Pacifist yogi or al-Qaida threat? Guantánamo parole board to decide

April 2014
Miami Herald

...Bihani has never been charged with a crime and is the youngest of seven sons to join the jihad in Afghanistan. Now, as the U.S. is extricating itself from Afghanistan, Bihani wants out of Guantánamo — but not back to his native Yemen.

As his attorney Pardiss Kebriaei tells it, Bihani has argued for years that he wants to get away from the turbulent region still rattled by the legacy of al-Qaida.

“I want a new life, independence — a new country with a better chance,” she quotes him as saying from their first phone call in 2011.
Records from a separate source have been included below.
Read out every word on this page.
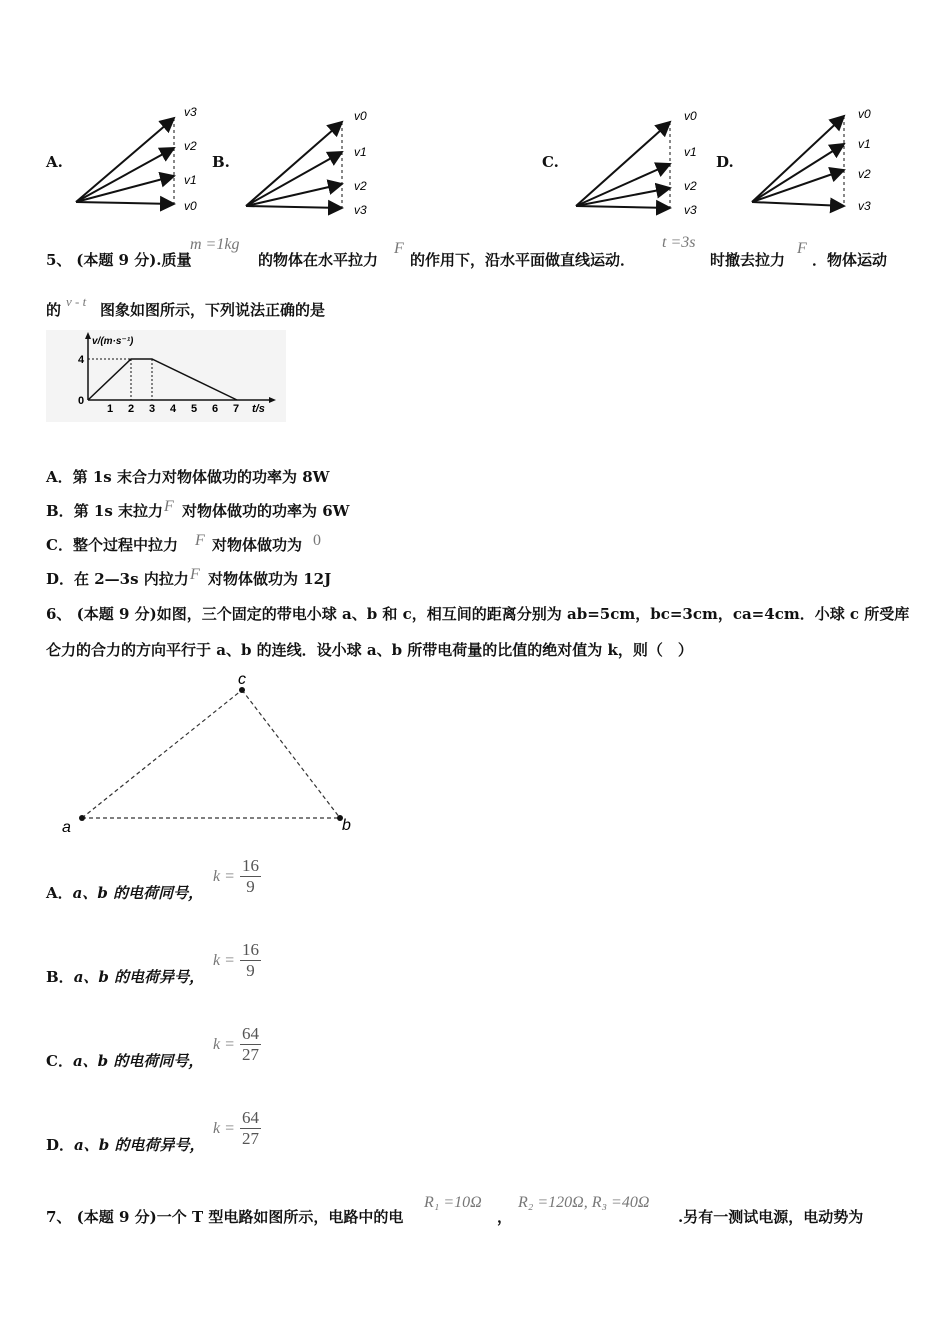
A.
v3
v2
v1
v0
B.
v0
v1
v2
v3
C.
v0
v1
v2
v3
D.
v0
v1
v2
v3
5、 (本题 9 分).质量
m =1kg
的物体在水平拉力
F
的作用下，沿水平面做直线运动．
t =3s
时撤去拉力
F
．物体运动
的 v - t 图象如图所示，下列说法正确的是
v/(m·s⁻¹)
4
0
1 2 3 4 5 6 7 t/s
A．第 1s 末合力对物体做功的功率为 8W
B．第 1s 末拉力 F 对物体做功的功率为 6W
C．整个过程中拉力 F 对物体做功为 0
D．在 2—3s 内拉力 F 对物体做功为 12J
6、 (本题 9 分)如图，三个固定的带电小球 a、b 和 c，相互间的距离分别为 ab=5cm，bc=3cm，ca=4cm．小球 c 所受库
仑力的合力的方向平行于 a、b 的连线．设小球 a、b 所带电荷量的比值的绝对值为 k，则（　）
a	b
c
A．a、b 的电荷同号，
$k = \frac{16}{9}$
B．a、b 的电荷异号，
$k = \frac{16}{9}$
C．a、b 的电荷同号，
$k = \frac{64}{27}$
D．a、b 的电荷异号，
$k = \frac{64}{27}$
7、 (本题 9 分)一个 T 型电路如图所示，电路中的电
R₁ =10Ω
，
R₂ =120Ω, R₃ =40Ω
.另有一测试电源，电动势为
For Tuesday’s session, that’s all the public can hear from him. The Pentagon prohibits the press from listening in to anything but select, pre-approved opening statements.

But documents released on the eve of the hearing — the fourth since the Pentagon launched the process this summer — show the dilemma of what to do about the man who got to Guantánamo in the first days of the detention center and now has the status of a “forever prisoner.”

His lawyer and a military officer assigned to his case describe him as a one-time foot soldier who was the rank equivalent of a U.S. Army private. They say he’s now fed up with life on the fringes of jihad, a sickly man with unchecked diabetes who finds escape on the cellblocks in yoga.